本物を追求するためには企画段階から日本人が入り舞台考証・時代考証を行う必要がある。真田広之氏はプロデューサの立場で企画・制作から参加している。

また、世界配信を前提に中途半端な考証が「文化盗用」として炎上しかねない事情もある。これが「ラストサムライ」との一番の違いだろう。最初に分厚いマニュアルが用意された。マニュアルと言ってもほとんど事典と言って良い。900ページに渡る大作で日本の歴史や文化についてまとめられていたそうだ。

ここから3つの要素を誰でも抜き出すことができる。

規模の経済:ハリウッドはアメリカのみならず世界の文化を取り込みそれを世界に配信する。配信プラットフォームはアメリカが押さえる。潤沢な予算が注ぎ込まれ世界中から才能が集まってくる。

権限の明確化:後工程を容易にするために事前に権限の明確化が図られる。真田広之氏は「俳優が発言することには限界がある」と気が付き長い時間をかけて「プロデューサ」という権限を手に入れた。

知識の形式化:900ページのマニュアルなど面倒だと考える人もいるだろうが、あらかじめ知識を形式化することでチーム内部で共有しやすくなり、あとの作業がスムーズになる。最初の準備が生産性の向上に役立つ仕組みだ。

「SHOGUN 将軍」は日本の時代劇から権力闘争という世界中で通用するエッセンスを抜き出した。そして徹底的な時代考証を武器に「オーセンティシティ」を強調する。真田広之氏はアメリカ生まれではないとわかる英語(現代のアメリカでは文化的な厚みを感じさせる長所と認識される)で自分たちがいかに細部に拘ったのかを事前宣伝してみせた。これが商業的成功につながりエミー賞席巻の快挙に結びついている。

この逆を行っているのが日本のテレビドラマである。

日本のエンターティンメント市場はそれなりの厚みがあり海外進出には後ろ向きだった。電通などの大手広告代理店の支配力が大きくなり「有名プロダクションの俳優を使ってドラマを作ればそれなりに広告収入が得られる」というビジネスモデルが展開している。
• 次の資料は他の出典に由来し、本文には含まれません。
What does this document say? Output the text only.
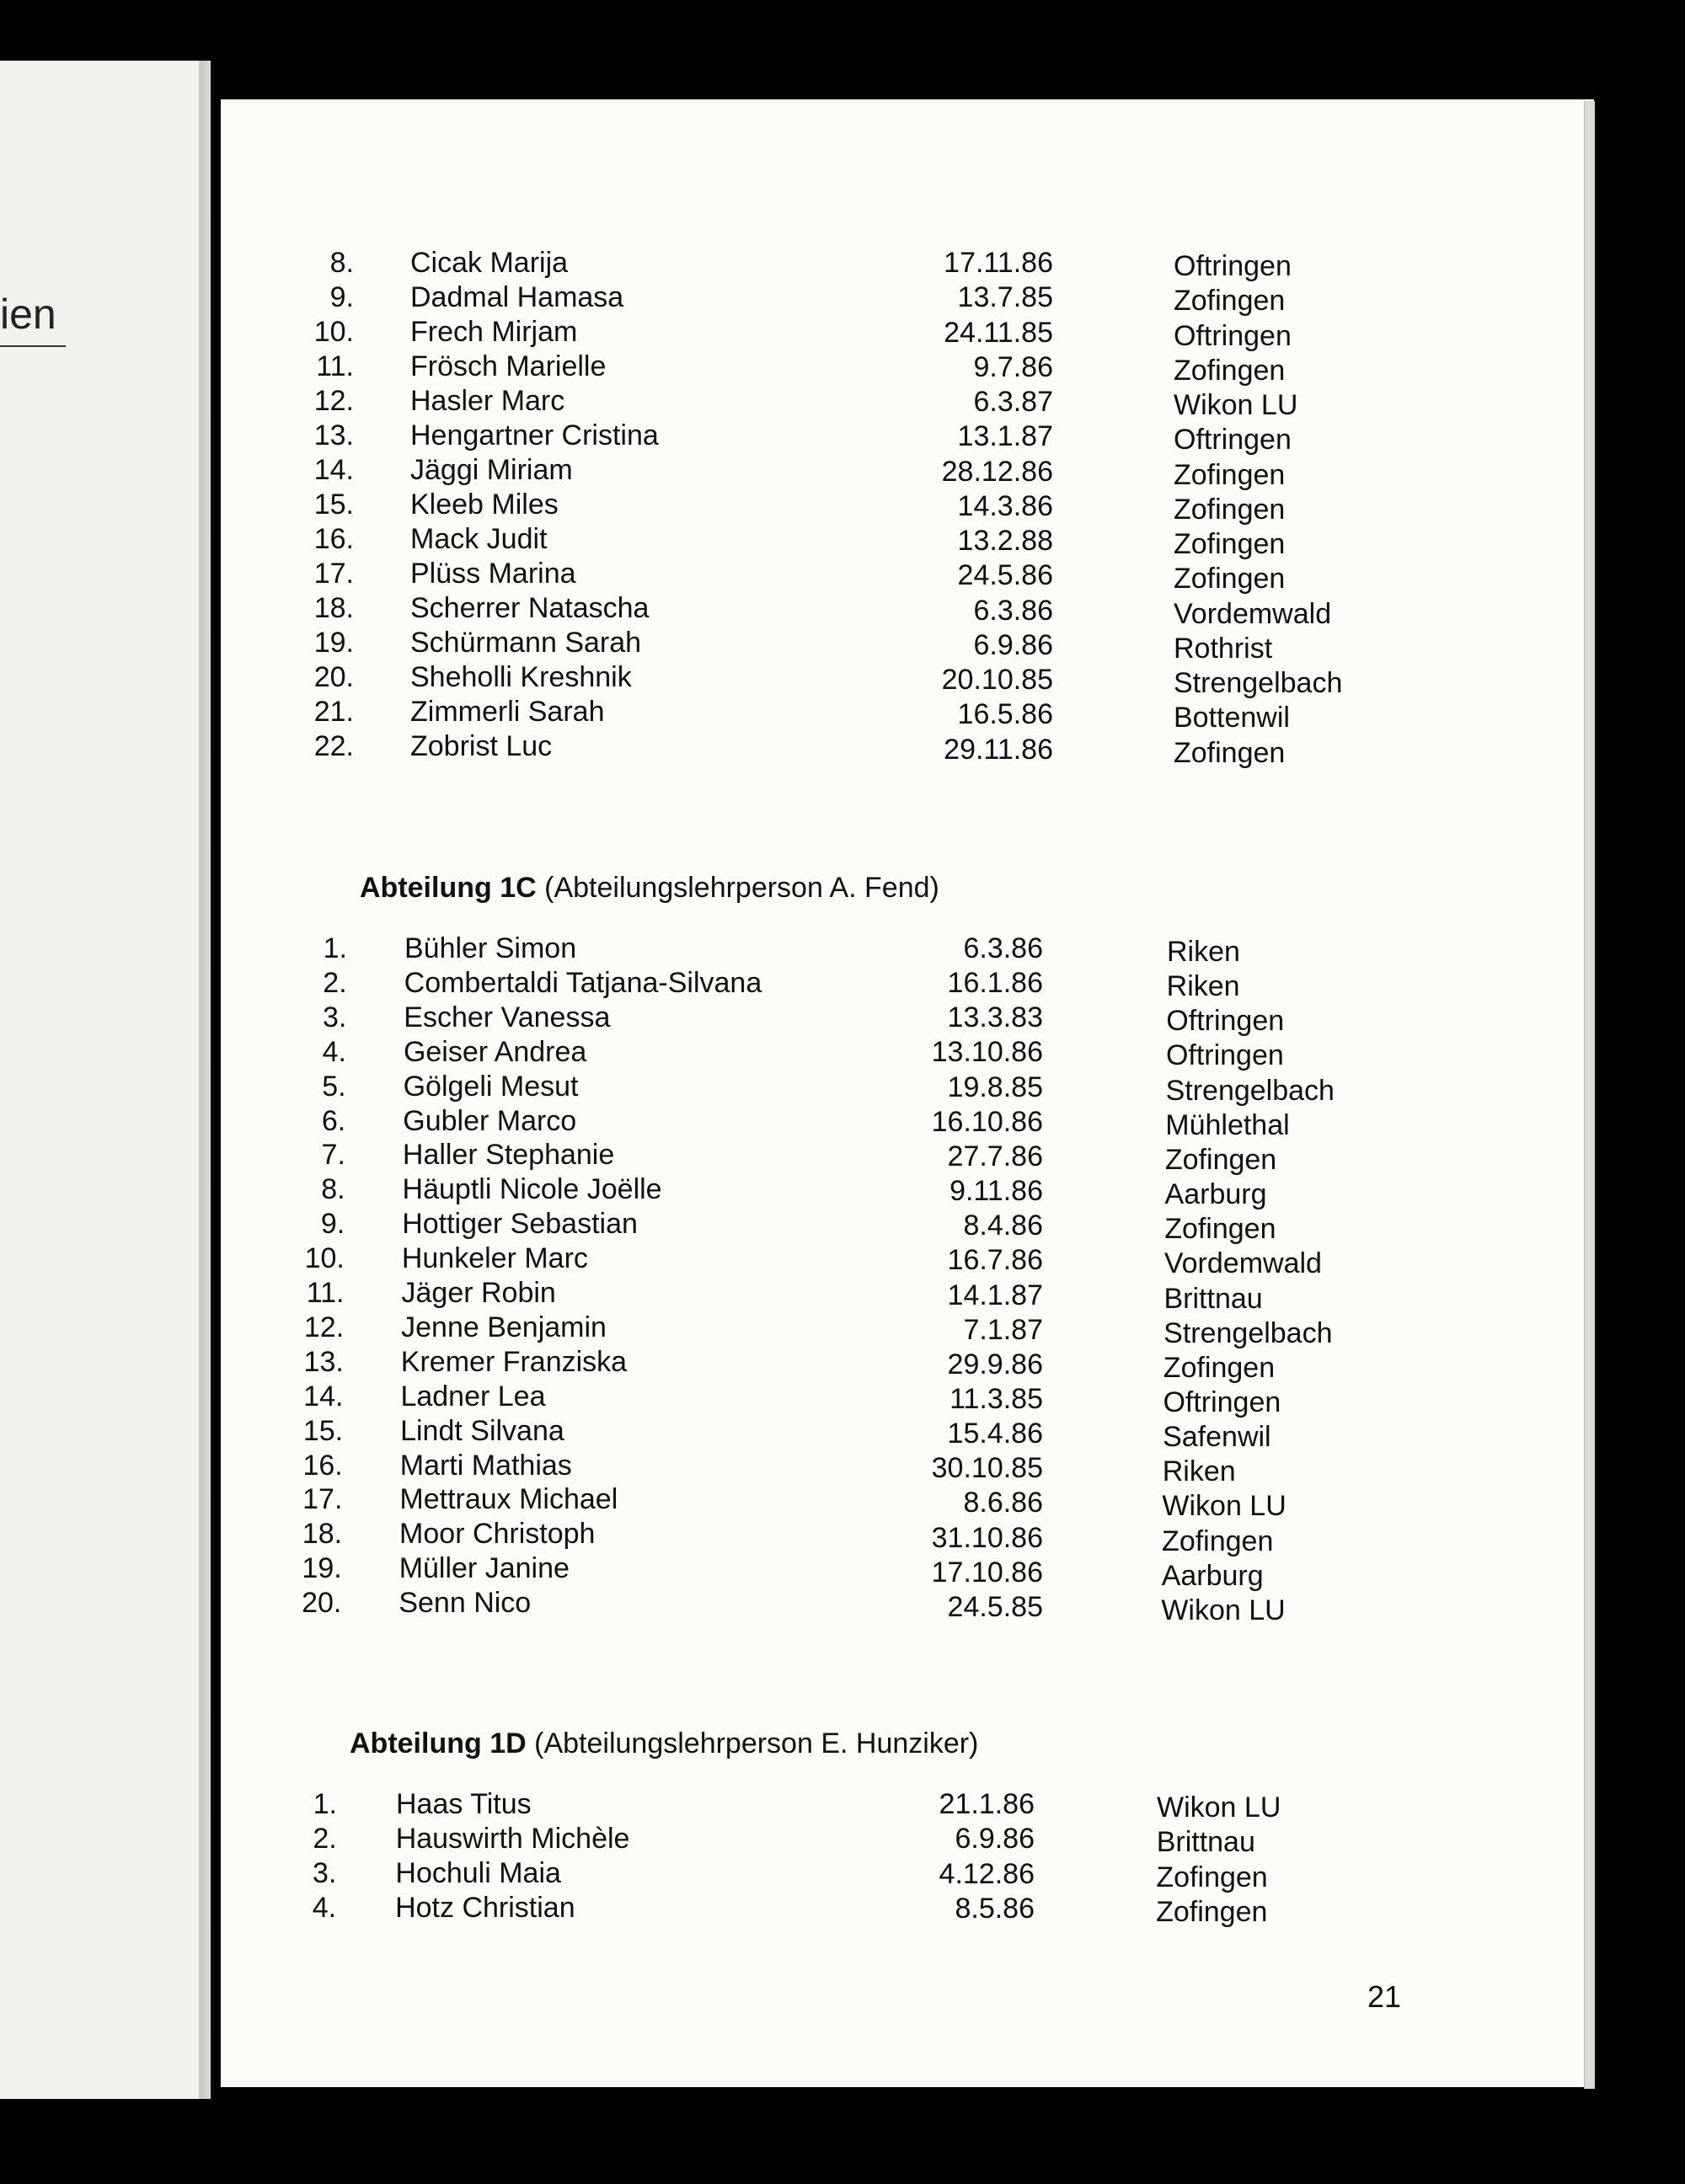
ien
8. Cicak Marija	17.11.86	Oftringen
9. Dadmal Hamasa	13.7.85	Zofingen
10. Frech Mirjam	24.11.85	Oftringen
11. Frösch Marielle	9.7.86	Zofingen
12. Hasler Marc	6.3.87	Wikon LU
13. Hengartner Cristina	13.1.87	Oftringen
14. Jäggi Miriam	28.12.86	Zofingen
15. Kleeb Miles	14.3.86	Zofingen
16. Mack Judit	13.2.88	Zofingen
17. Plüss Marina	24.5.86	Zofingen
18. Scherrer Natascha	6.3.86	Vordemwald
19. Schürmann Sarah	6.9.86	Rothrist
20. Sheholli Kreshnik	20.10.85	Strengelbach
21. Zimmerli Sarah	16.5.86	Bottenwil
22. Zobrist Luc	29.11.86	Zofingen
Abteilung 1C (Abteilungslehrperson A. Fend)
1. Bühler Simon	6.3.86	Riken
2. Combertaldi Tatjana-Silvana	16.1.86	Riken
3. Escher Vanessa	13.3.83	Oftringen
4. Geiser Andrea	13.10.86	Oftringen
5. Gölgeli Mesut	19.8.85	Strengelbach
6. Gubler Marco	16.10.86	Mühlethal
7. Haller Stephanie	27.7.86	Zofingen
8. Häuptli Nicole Joëlle	9.11.86	Aarburg
9. Hottiger Sebastian	8.4.86	Zofingen
10. Hunkeler Marc	16.7.86	Vordemwald
11. Jäger Robin	14.1.87	Brittnau
12. Jenne Benjamin	7.1.87	Strengelbach
13. Kremer Franziska	29.9.86	Zofingen
14. Ladner Lea	11.3.85	Oftringen
15. Lindt Silvana	15.4.86	Safenwil
16. Marti Mathias	30.10.85	Riken
17. Mettraux Michael	8.6.86	Wikon LU
18. Moor Christoph	31.10.86	Zofingen
19. Müller Janine	17.10.86	Aarburg
20. Senn Nico	24.5.85	Wikon LU
Abteilung 1D (Abteilungslehrperson E. Hunziker)
1. Haas Titus	21.1.86	Wikon LU
2. Hauswirth Michèle	6.9.86	Brittnau
3. Hochuli Maia	4.12.86	Zofingen
4. Hotz Christian	8.5.86	Zofingen
21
ところが日本が少子高齢化すると視聴者の購買意欲が薄れる。テレビは若者を引きつけようとあの手この手だが次第に視聴者は減ってゆき予算が制約されるようになった。

しかしながら、日本のテレビ局はマネジメント体制を変えようとせず「誰にでもわかりやすい」ドラマを目指すようになった。その結果生まれたのが「原作主義」である。あらかじめ商業的に成功し視聴率が見込める原作を買ってくる。そしてそれをあからじめある程度のファンが付いている俳優に演じさせる。しかし、テレビでは「あまりむずかしい内容は伝わらない」と考えるのだろう。脚本家に命じて原作のディテールを削り取り無難な内容に仕上げる。
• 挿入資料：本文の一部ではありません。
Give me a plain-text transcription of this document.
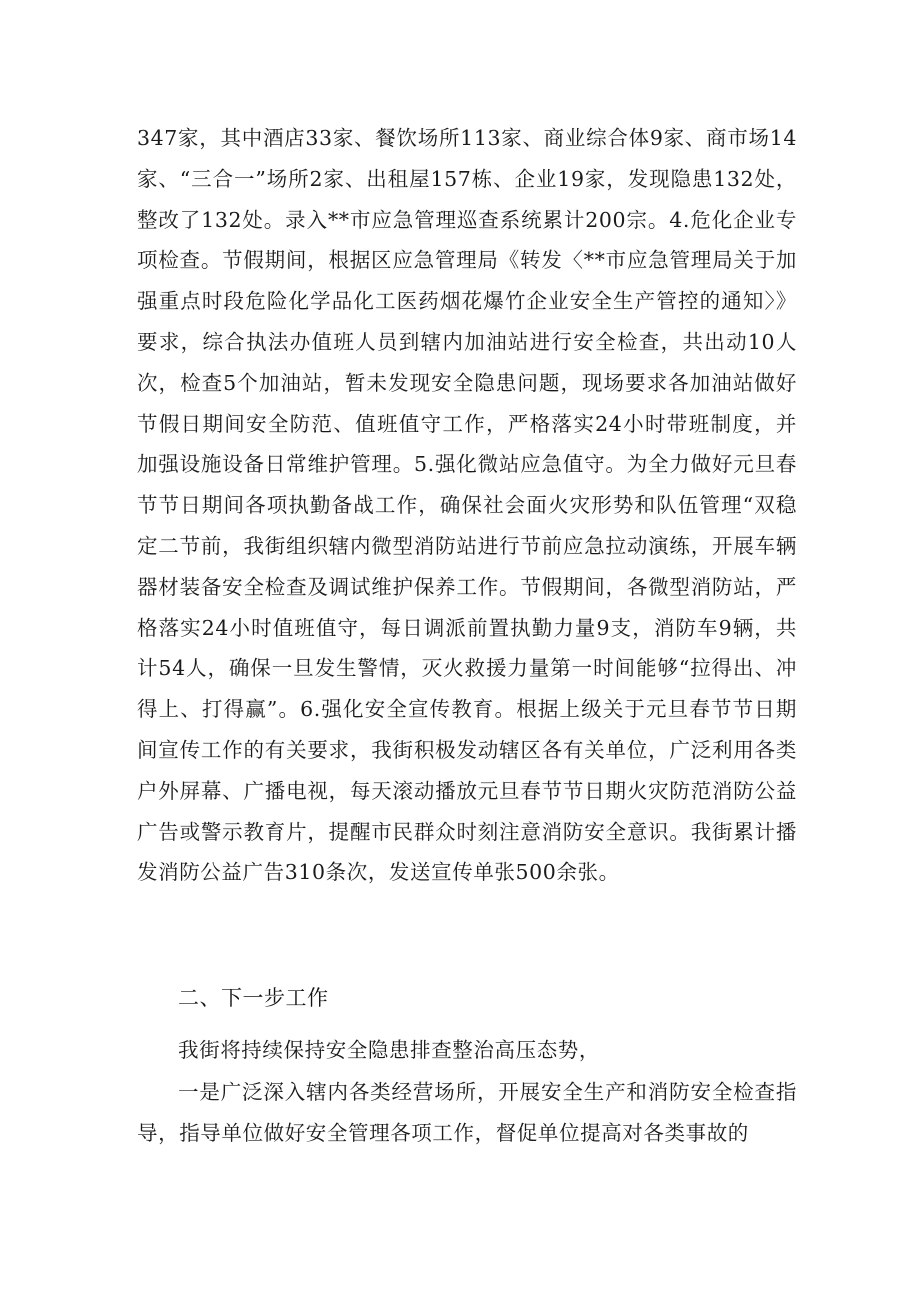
347家，其中酒店33家、餐饮场所113家、商业综合体9家、商市场14家、“三合一”场所2家、出租屋157栋、企业19家，发现隐患132处，整改了132处。录入**市应急管理巡查系统累计200宗。4.危化企业专项检查。节假期间，根据区应急管理局《转发〈**市应急管理局关于加强重点时段危险化学品化工医药烟花爆竹企业安全生产管控的通知〉》要求，综合执法办值班人员到辖内加油站进行安全检查，共出动10人次，检查5个加油站，暂未发现安全隐患问题，现场要求各加油站做好节假日期间安全防范、值班值守工作，严格落实24小时带班制度，并加强设施设备日常维护管理。5.强化微站应急值守。为全力做好元旦春节节日期间各项执勤备战工作，确保社会面火灾形势和队伍管理“双稳定二节前，我街组织辖内微型消防站进行节前应急拉动演练，开展车辆器材装备安全检查及调试维护保养工作。节假期间，各微型消防站，严格落实24小时值班值守，每日调派前置执勤力量9支，消防车9辆，共计54人，确保一旦发生警情，灭火救援力量第一时间能够“拉得出、冲得上、打得赢”。6.强化安全宣传教育。根据上级关于元旦春节节日期间宣传工作的有关要求，我街积极发动辖区各有关单位，广泛利用各类户外屏幕、广播电视，每天滚动播放元旦春节节日期火灾防范消防公益广告或警示教育片，提醒市民群众时刻注意消防安全意识。我街累计播发消防公益广告310条次，发送宣传单张500余张。

二、下一步工作

我街将持续保持安全隐患排查整治高压态势，

一是广泛深入辖内各类经营场所，开展安全生产和消防安全检查指导，指导单位做好安全管理各项工作，督促单位提高对各类事故的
こうして起きたのが「セクシー田中さん」事件だった。原作者が孤立して亡くなったとされる事件である。

規模の経済:確実な既存客に集中しすぎるあまり市場が縮小し十分な予算がかけられなくなる。

権限の明確化:原作者、出版社、脚本家、テレビ局の関係が曖昧であり、トラブルは「原作者と脚本家のやり取り」「原作者とプロデューサのやり取り」など個人的な人間関係に依存する。「セクシー田中さん」では原作者がやり取りの中で疲弊していった。個人の意見を打ち出さず「理解される」ことを好む文化的な事情もあり最悪の結末となった。

知識の形式化:そもそも何を伝えたいのかが曖昧なまま「数字が取れる原作と数字が取れる俳優」を活かすドラマをこれまで通りに作ればまず無難だろうという意識がある。このため、事前に何を伝えたいのかのコンセプトをまとめる作業をしない。

時代考証という意味ではこの唯一の例外がNHKの大河ドラマだ。プロジェクト単位ではなくテレビ局が総力を上げて制作し徹底した時代考証も行う。このため平安時代のようにあまり取り上げてこなかった時代のドラマにも挑戦できる。しかし、海外展開は念頭に置かれていない。日本で規模の経済を働かせて新しいドラマ分野を開拓するためには受信料を集めてきてそれを集中投下するというような例外的なやり方を取る必要がある。

「SHOGUN 将軍」の成功にはきちんとした理由があることがわかる。その基底は自分たちの声が十分活かされてこなかった過去の苦い経験なのだろうがアメリカの配信プラットフォームの国際化によって状況が逆転した。

かつて国際文化は「フレーバー(風味)」扱いだったが、ハリウッドの文化が「多様化」を目指す中で「正統性=作品の価値」になった。

かつてアメリカで食べられる日本食は「日本食風味のなにか」だったが現在では直接日本文化に触れる機会が増えており本物を経験する人も増えている。SNSの発展と観光業の成熟により消費者の目は本物を見極めることができるほど成熟した。

例えば韓国のドラマが流行すると韓国料理に注目が集まる。いまや説明なしで韓国料理の名前が分かる人が増えている。中には韓国で本物の韓国料理が食べてみたいと考える人も出てくるだろう。こうしてエンターティンメントと文化の好循環が生まれ、市場を熟知した成熟した消費者層が世界的に作られてゆく。

日本にも観光後客が押し寄せ、日本のコンテンツ(エンターティンメントに限らず、料理や暮らしなど)には大きなチャンスが広がっている。これは日本人にとって大いに喜ばしいことだ。

一方で旧態依然とした日本のマネジメントスタイルを飛び越えて直接アメリカで「日本の時代劇を作ることができる」時代の幕開けでもある。メジャーリーグで大谷翔平氏が活躍するようになると、テレビでの日本のプロ野球が予備リーグ化してしまう現象が起きている。